After finishing off our desi starters and drinks, we moved onto Jonathan’s Kitchen for the rest of our meal. Among the remaining starters the ones that particularly impressed were Welsh Rarebit and Prawn Cocktail in Jack Daniel’s Sauce. Typically, the Welsh Rarebit is a dish with pieces of toasted bread layered with a hot savoury sauce prepared primarily from molten cheese. At Jonathan’s, the sauce was served separately as a dip for the breads. This is a good idea since it keeps the breads from becoming soggy even before the dish reaches the table. The Prawn Cocktail came with juicy prawns that were lightly poached in Court-bouillon and served with a cocktail sauce. The lack of extensive steaming of cooking allowed the prawns to retain much of their brilliant aroma and flavour. The sauce was a tad salty, but the lightly poached prawns will thrill any seafood lover.
Our next course was soups and salads. Soups on offer were Zucchine alla parmigiana la minestra (Roasted Zucchini soup with Parmesan Cheese) and Borscht (Russian beetroot soup with minced lamb). The Borscht had a flavor profile somewhat similar to a traditional sweet and sour soup, but the combination of the beetroot and lamb made it distinctive. The salads picked for the night were Green Apple Carpaccio and Seafood Ceviche. The Carpaccio is an old favourite of mine, but the Ceviche is a new addition to the menu. This popular Latin American salad is a mixture of lightly poached seafood with a citrus olive oil dressing . Once again, this is an absolute treat for any sea food lover.
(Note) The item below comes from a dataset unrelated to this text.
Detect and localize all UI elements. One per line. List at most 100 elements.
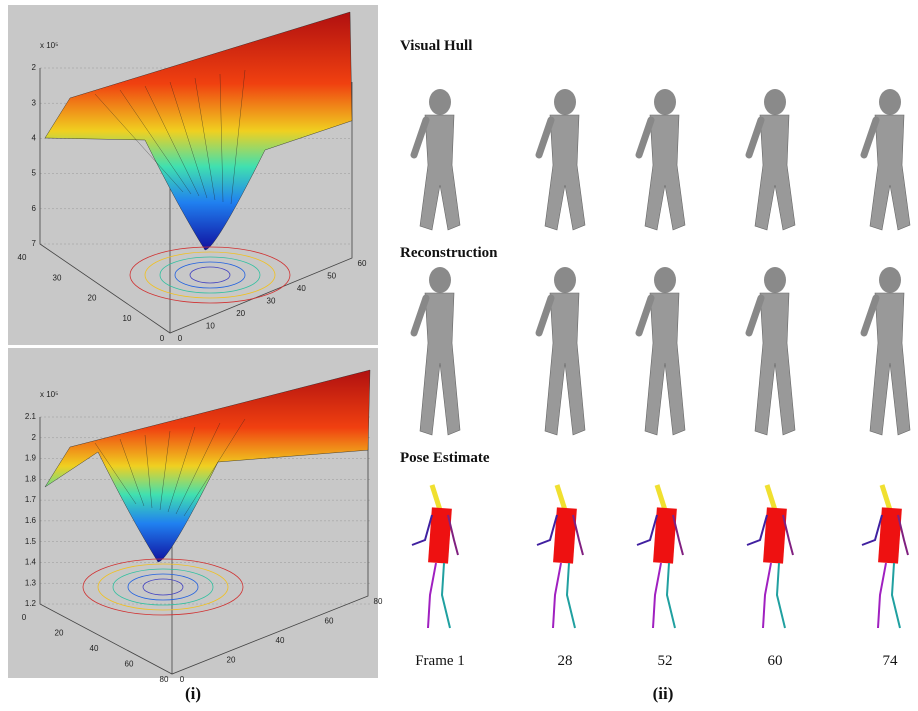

We began our main course with a few dishes from the Indian section – Baingan the Bharta, Malai Kofta Curry, Nalli Kheema and assorted breads. The Baingan the Bharta is a surprise inclusion at the menu that is mainly targeted at hotel guests looking for comfort food. It was pretty decent, but this was a much tamer iteration of this humble dish from Northern India. The pungency of a traditional Bharta (derived mainly from mustard oil and onions) was missing. The Malai Kofta, however, was simply outstanding. The rich, creamy gravy was as good as I’ve had anywhere in Hyderabad. The Nalli Kheema, lamb shanks and minced meat cooked in a spicy Indian gravy, also hit all the right notes.
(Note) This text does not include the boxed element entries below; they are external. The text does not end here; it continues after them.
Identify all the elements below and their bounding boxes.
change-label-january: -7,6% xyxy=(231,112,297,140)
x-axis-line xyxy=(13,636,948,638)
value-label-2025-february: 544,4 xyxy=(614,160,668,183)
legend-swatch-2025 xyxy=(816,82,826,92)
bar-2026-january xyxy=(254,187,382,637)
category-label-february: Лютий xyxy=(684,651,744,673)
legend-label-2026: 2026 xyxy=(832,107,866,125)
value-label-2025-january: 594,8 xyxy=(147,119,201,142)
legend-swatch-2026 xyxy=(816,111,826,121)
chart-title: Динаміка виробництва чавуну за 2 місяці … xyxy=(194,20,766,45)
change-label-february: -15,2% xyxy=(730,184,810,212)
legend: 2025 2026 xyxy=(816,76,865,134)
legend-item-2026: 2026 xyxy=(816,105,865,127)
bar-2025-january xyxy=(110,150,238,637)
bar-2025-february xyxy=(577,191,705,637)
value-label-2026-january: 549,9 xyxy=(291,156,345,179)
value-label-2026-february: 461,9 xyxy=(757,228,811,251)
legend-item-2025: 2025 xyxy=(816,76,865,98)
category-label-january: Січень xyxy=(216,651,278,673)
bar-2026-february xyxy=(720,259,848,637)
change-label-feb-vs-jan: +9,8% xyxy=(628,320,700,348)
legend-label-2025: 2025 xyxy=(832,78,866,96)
From the global menu, we were offered Chicken and Rice in Egg Wrap, Surf and Turf, and Blackened Salmon Steak. The first dish – Chilli Chicken and Rice in Egg Wrap, reminded me of the MLA Potlum Biryani from Spicy Venue. Visually both of the dishes share some similarity. However, Spicy Venue uses mixed-meat Biryani while Jonathan’s uses a much blander rice. The Rice in Egg Wrap works as a simple comfort dish, but dont order it if you are looking for something exciting. The Surf and Turf consisted of Grilled Jumbo Prawn (the surf) and Tenderloin (the turf). The Prawn was grilled perfectly, and the Peppercorn Sauce was delicious, but the steak disappointed. I had requested for a medium-rare steak, but much like my previous experiences in Hyderabad, it ended up being well done. The Blackened Salmon Steak was served on a bed of Beurre Blanc (a French Butter Sauce) with Asparagus, wilted Spinach, and Parsley Potatoes. The fish was grilled with the skin on, and the sear it was absolutely amazing. This dish was treat for both my visual and gustatory senses. This was definitely my favourite dish from the main course.
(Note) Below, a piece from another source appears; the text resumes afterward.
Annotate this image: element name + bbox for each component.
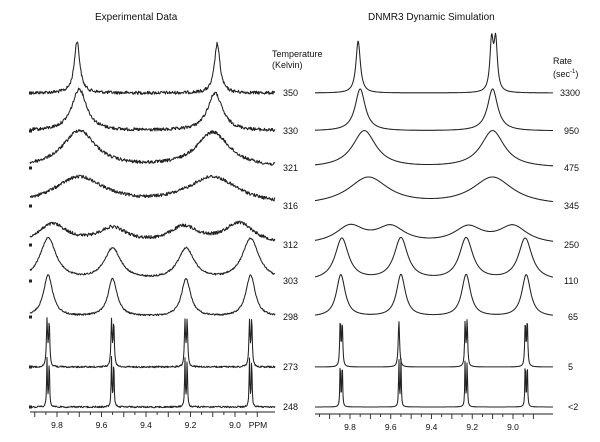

To wrap things up we were served two new desserts – Moong Dal Halwa and Banoffee Pie. The halwa was pretty decent, but it was completely overshadowed by the spectacular Banoffee Pie. Caramelised banana, more caramel sauce, toffee, and cream! It was an appropriately indulgent way to end a rather remarkable meal.
The new dishes being introduced in Jonathan’s derive their inspiration from places close to home as well as faraway lands like Wales, Ukraine and Peru. They’re all worthy additions to an already fascinating line up of dishes. The rather run of the mill steak was the only disappointment in a night marked by plenty of exceptional culinary delights. Jonathan’s new menu solidifies its reputation as one of the most exciting restaurants in Hyderabad. Two thumbs up!